Sie haben das Recht zu schweigen. Henryk M. Broders Sparring-Arena

Henryk M. Broder

30.01.2001   12:05   +Feedback

Israel-Tagebuch, Tag 9: Privatisiert den Wilden Osten!

Es gibt vieles, worauf die Israelis stolz sind: Dass sie Einwanderer aus über hundert Ländern absorbiert haben. Dass sie sich in vier großen und einigen kleineren Kriegen gegen eine Übermacht von Feinden behauptet haben. Dass sie die einzige Demokratie im Nahen Osten sind. Dass sie den Kibbuz erfunden haben, das einzige funktionierende Beispiel für praktizierten Sozialismus. Dass Frauen in der Armee Männer ausbilden. Dass Dana International den Schlager-Grand-Prix gewonnen hat.

Mit größtem Stolz aber erfüllt es die Israelis, dass sie mehr Nachrichten produzieren als jedes andere Volk der Welt, und zwar absolut wie per capita, also pro Kopf der Bevölkerung. Gäbe es eine Abgabe für jede exportierte Nachricht, hätte Israel längst eine positive Außenhandelsbilanz. Die Israelis haben sich dermaßen daran gewöhnt, im Mittelpunkt des Weltinteresses zu stehen, dass man den Verdacht nicht vermeiden kann, der Konflikt mit den Palästinensern wird vor allem deswegen fortgesetzt, um nicht im Abgrund der Bedeutungslosigkeit zu versinken. (Für die Palästinenser gilt umgekehrt das Gleiche, weil auch sie PR für Politik halten.)

Und so lautet der Satz, mit dem jeder Besucher begrüßt wird: Never a dull moment, eh! Ja, es ist immer irre aufregend, es ist immer was los, es geht immer ums nackte Überleben. 1981 zum Beispiel, als der Sinai an Ägypten zurückgegeben wurde, da hatten sich ein paar Jugendliche in einem Bunker in der Stadt Yamit verbarrikadiert und mit Selbstmord gedroht, falls die Armee versuchen sollte, sie zu evakuieren. Das ganze Land bangte um das Leben einiger Wirrköpfe.
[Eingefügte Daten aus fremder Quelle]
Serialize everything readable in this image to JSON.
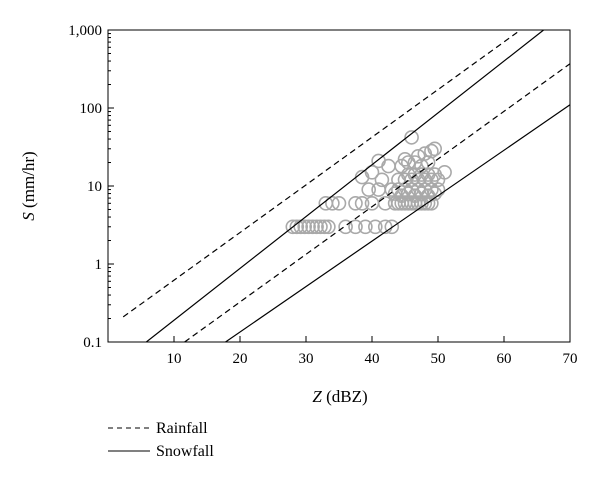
{
  "chart_data": {
    "type": "scatter",
    "title": "",
    "xlabel": {
      "italic": "Z",
      "rest": " (dBZ)"
    },
    "ylabel": {
      "italic": "S",
      "rest": " (mm/hr)"
    },
    "xlim": [
      0,
      70
    ],
    "ylim": [
      0.1,
      1000
    ],
    "yscale": "log",
    "grid": false,
    "legend_position": "bottom-left",
    "x_ticks": [
      10,
      20,
      30,
      40,
      50,
      60,
      70
    ],
    "x_tick_labels": [
      "10",
      "20",
      "30",
      "40",
      "50",
      "60",
      "70"
    ],
    "y_ticks": [
      0.1,
      1,
      10,
      100,
      1000
    ],
    "y_tick_labels": [
      "0.1",
      "1",
      "10",
      "100",
      "1,000"
    ],
    "legend": [
      {
        "label": "Rainfall",
        "style": "dashed"
      },
      {
        "label": "Snowfall",
        "style": "solid"
      }
    ],
    "colors": {
      "axes": "#000000",
      "lines": "#000000",
      "markers": "#a9a9a9"
    },
    "lines": [
      {
        "group": "Rainfall",
        "style": "dashed",
        "points": [
          [
            2.3,
            0.21
          ],
          [
            62.5,
            1000
          ]
        ]
      },
      {
        "group": "Rainfall",
        "style": "dashed",
        "points": [
          [
            11.6,
            0.1
          ],
          [
            70,
            370
          ]
        ]
      },
      {
        "group": "Snowfall",
        "style": "solid",
        "points": [
          [
            5.8,
            0.1
          ],
          [
            66,
            1000
          ]
        ]
      },
      {
        "group": "Snowfall",
        "style": "solid",
        "points": [
          [
            17.8,
            0.1
          ],
          [
            70,
            110
          ]
        ]
      }
    ],
    "scatter": {
      "marker": "open-circle",
      "points": [
        [
          28.0,
          3
        ],
        [
          28.6,
          3
        ],
        [
          29.2,
          3
        ],
        [
          29.8,
          3
        ],
        [
          30.4,
          3
        ],
        [
          31.0,
          3
        ],
        [
          31.6,
          3
        ],
        [
          32.2,
          3
        ],
        [
          32.8,
          3
        ],
        [
          33.4,
          3
        ],
        [
          36.0,
          3
        ],
        [
          37.5,
          3
        ],
        [
          39.0,
          3
        ],
        [
          40.5,
          3
        ],
        [
          42.0,
          3
        ],
        [
          43.0,
          3
        ],
        [
          33.0,
          6
        ],
        [
          34.0,
          6
        ],
        [
          35.0,
          6
        ],
        [
          37.5,
          6
        ],
        [
          38.5,
          6
        ],
        [
          40.0,
          6
        ],
        [
          42.0,
          6
        ],
        [
          43.5,
          6
        ],
        [
          44.0,
          6
        ],
        [
          44.5,
          6
        ],
        [
          45.0,
          6
        ],
        [
          45.5,
          6
        ],
        [
          46.0,
          6
        ],
        [
          46.5,
          6
        ],
        [
          47.0,
          6
        ],
        [
          47.5,
          6
        ],
        [
          48.0,
          6
        ],
        [
          48.5,
          6
        ],
        [
          49.0,
          6
        ],
        [
          39.5,
          9
        ],
        [
          41.0,
          9
        ],
        [
          43.0,
          9
        ],
        [
          44.0,
          9
        ],
        [
          45.0,
          9
        ],
        [
          46.0,
          9
        ],
        [
          47.0,
          9
        ],
        [
          48.0,
          9
        ],
        [
          49.0,
          9
        ],
        [
          50.0,
          9
        ],
        [
          43.5,
          8
        ],
        [
          44.5,
          7.5
        ],
        [
          45.5,
          8
        ],
        [
          46.5,
          7.5
        ],
        [
          47.5,
          8
        ],
        [
          48.5,
          7.5
        ],
        [
          49.5,
          8
        ],
        [
          44.0,
          12
        ],
        [
          45.0,
          12
        ],
        [
          46.0,
          12
        ],
        [
          47.0,
          12
        ],
        [
          48.0,
          12
        ],
        [
          49.0,
          12
        ],
        [
          50.0,
          12
        ],
        [
          38.5,
          13
        ],
        [
          40.0,
          15
        ],
        [
          41.5,
          12
        ],
        [
          45.5,
          14
        ],
        [
          46.5,
          14
        ],
        [
          47.5,
          14
        ],
        [
          48.5,
          14
        ],
        [
          49.5,
          14
        ],
        [
          51.0,
          15
        ],
        [
          42.5,
          18
        ],
        [
          44.5,
          18
        ],
        [
          45.5,
          20
        ],
        [
          46.5,
          20
        ],
        [
          47.5,
          18
        ],
        [
          48.5,
          20
        ],
        [
          41.0,
          21
        ],
        [
          45.0,
          22
        ],
        [
          47.0,
          24
        ],
        [
          48.0,
          26
        ],
        [
          49.0,
          28
        ],
        [
          49.5,
          30
        ],
        [
          46.0,
          42
        ]
      ]
    }
  }
}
Zehn Jahre später, als irakische Scud-Raketen in Tel Aviv einschlugen, da flüchteten jeden Abend Tausende von Tel Avivern nach Jerusalem. Alles schon Geschichte. Zehn Jahre nach dem Golfkrieg hängt das Überleben Israels davon ab, wer die Souveränität über den Tempelberg ausübt. Die Israelis oder die Palästinenser? Warum nicht McDonald’s? Oder Coca Cola? Statt den Konflikt zu internationalisieren, sollte man ihn privatisieren und sowohl die Israelis wie die Palästinenser als Partner. beteiligen. Optimal wäre es, den ganzen Nahen Osten zu einer Duty-Free-Zone zu erklären. Dann wäre der historische Konflikt im Nu vorbei, fünf internationale Armeen (Undof, Unifil, Untso, MFO und TIPH), deren Unterhalt Milliarden kostet, könnten abziehen. Und auch Peace Now könnte sich endlich auflösen. Das Leben rund um den Tempelberg würde normal und langweilig werden. Never a dull moment? Gott behüte! Es wäre das Schlimmste, was dem Wilden Osten passieren könnte.